Türkiye İnsan Hakları Vakfı (TİHV) Diyarbakır Şube Temsilcisi Barış Yavuz OHAL’in endişe verici bir durum olmadığı gibi gösterilmesini eleştirerek, "Anayasadaki OHAL tanımlamasına baktığımızda ‘endişelenmeyin’ söylemi çok gerçekçi gelmiyor. Darbe sonrasında binlerce kişiyi görevden aldılar bir o kadarını gözaltına aldılar. OHAL kararı yasamayı bay-pas ederek yürütmeyi tek başına yasalar ile sürdürmesidir." açıklamasıyla hukuki açıdan da bu olayın birçok yanlışlık doğurabileceği konusunda uyarıda bulunuyor.

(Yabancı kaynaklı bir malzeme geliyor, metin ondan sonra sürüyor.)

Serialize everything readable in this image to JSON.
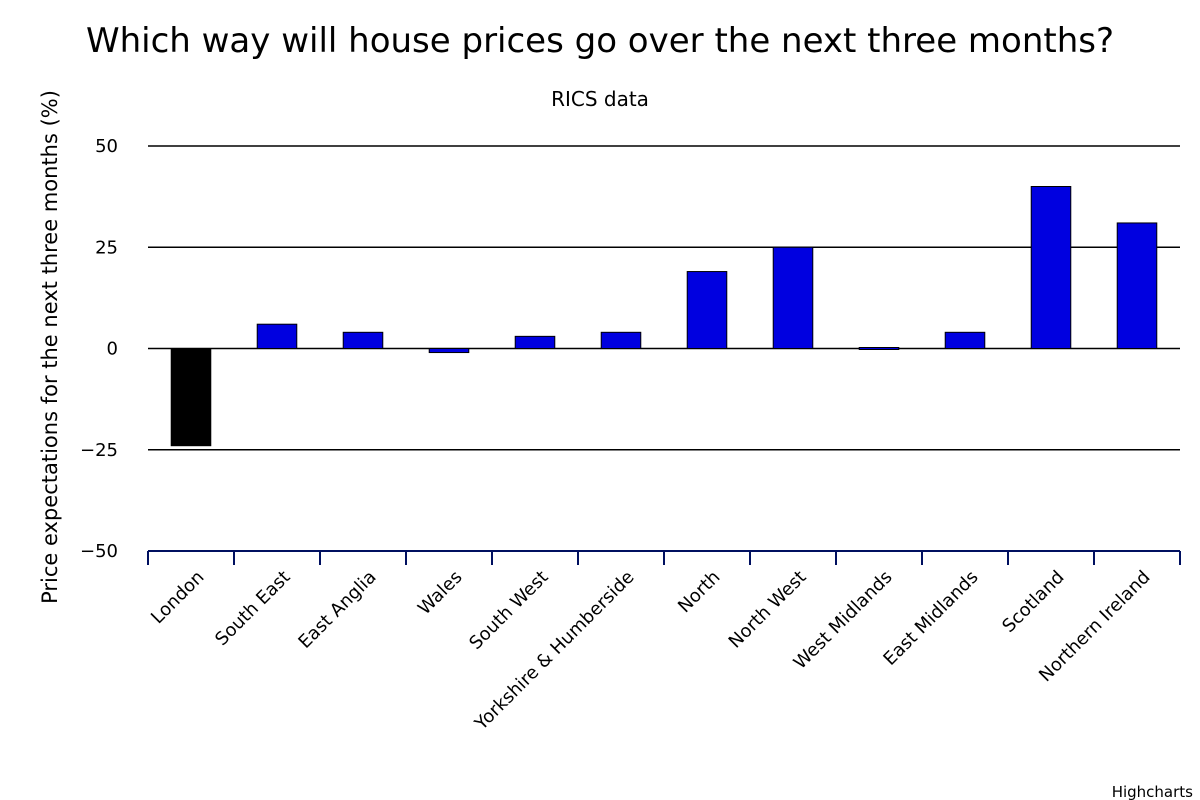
{
  "credits": "Highcharts",
  "colors": {
    "positive": "#0000e0",
    "negative": "#000000",
    "gridline": "#000000",
    "axis": "#001060"
  },
  "chart_data": {
    "type": "bar",
    "title": "Which way will house prices go over the next three months?",
    "subtitle": "RICS data",
    "xlabel": "",
    "ylabel": "Price expectations for the next three months (%)",
    "ylim": [
      -50,
      50
    ],
    "yticks": [
      50,
      25,
      0,
      -25,
      -50
    ],
    "yticks_labels": [
      "50",
      "25",
      "0",
      "−25",
      "−50"
    ],
    "grid": true,
    "legend": "none",
    "categories": [
      "London",
      "South East",
      "East Anglia",
      "Wales",
      "South West",
      "Yorkshire & Humberside",
      "North",
      "North West",
      "West Midlands",
      "East Midlands",
      "Scotland",
      "Northern Ireland"
    ],
    "values": [
      -24,
      6,
      4,
      -1,
      3,
      4,
      19,
      25,
      0,
      4,
      40,
      31
    ]
  }
}
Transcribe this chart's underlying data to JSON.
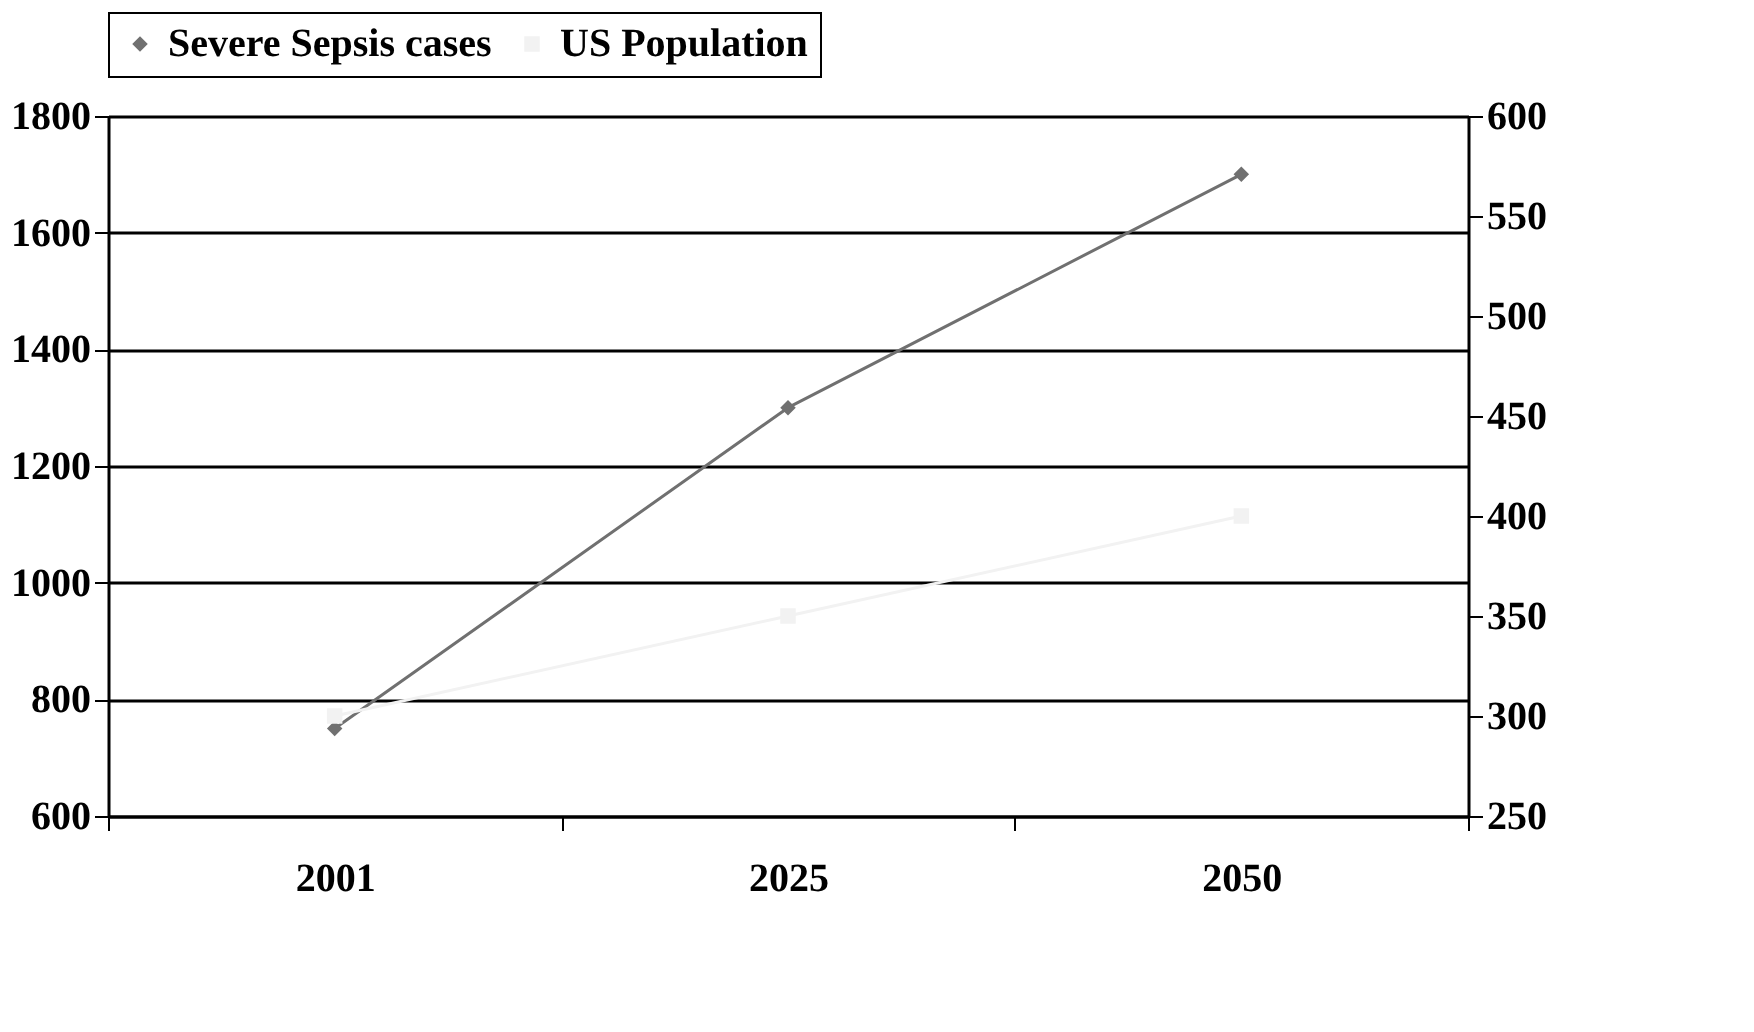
{
  "chart_data": {
    "type": "line",
    "categories": [
      "2001",
      "2025",
      "2050"
    ],
    "series": [
      {
        "name": "Severe Sepsis cases",
        "color": "#707070",
        "marker": "diamond",
        "values": [
          750,
          1300,
          1700
        ]
      },
      {
        "name": "US Population",
        "color": "#f2f2f2",
        "marker": "square",
        "axis": "y2",
        "values": [
          300,
          350,
          400
        ]
      }
    ],
    "ylim": [
      600,
      1800
    ],
    "yticks": [
      600,
      800,
      1000,
      1200,
      1400,
      1600,
      1800
    ],
    "y2lim": [
      250,
      600
    ],
    "y2ticks": [
      250,
      300,
      350,
      400,
      450,
      500,
      550,
      600
    ],
    "grid": "y",
    "legend": "top"
  }
}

Aslında tüm baroların açıklamalarına bakıldığında olayı yaşayanlar, yaşamayanlar ve anayasa kurallarına göre hareket edenlerin fikir ayrılılıklarına düştüklerini görebiliyoruz. Ancak eklenmesi gereken küçük bir satır arası da OHAL'de anayasanın nasıl uygulandığu sorunsalı... Bölge halkının durumdan korkması oldukça doğal. Belki buna bir tür travma ya da sendrom diyebiliriz ancak bazı hukukçuların duyduğu endişe can da sıkmıyor değil...
Son olarak hukukçuların dışında olayı büyük bir sakinlikle ve güvenle karşılayan TÜMSİAD oldu.
OHAL sonrası ekonomik sıkıntılar oluşacağı herkes tarafından konuşuluyor. TÜMSİAD (Tüm Sanayici ve İşadamları Derneği) Başkanı Yaşar Doğan darbe girişimi sonrası ilan edilen OHAL'i "OHAL uygulamaları sayesinde hükümetimiz ülkemizi bu terör örgütünden ve tüm bağlantılarından ivedilikle kurtaracaktır" sözleriyle yorumlarken üretime daha da çok önem vereceklerini vurguladı.
Görünen o ki herkesin tutunacağı ya bir umudu ya da mantıklı sebepleri olan umutsuzluğu var. Önümüzdeki sürecin bizi nereye götüreceğini hep birlikte yaşayarak öğreneceğiz.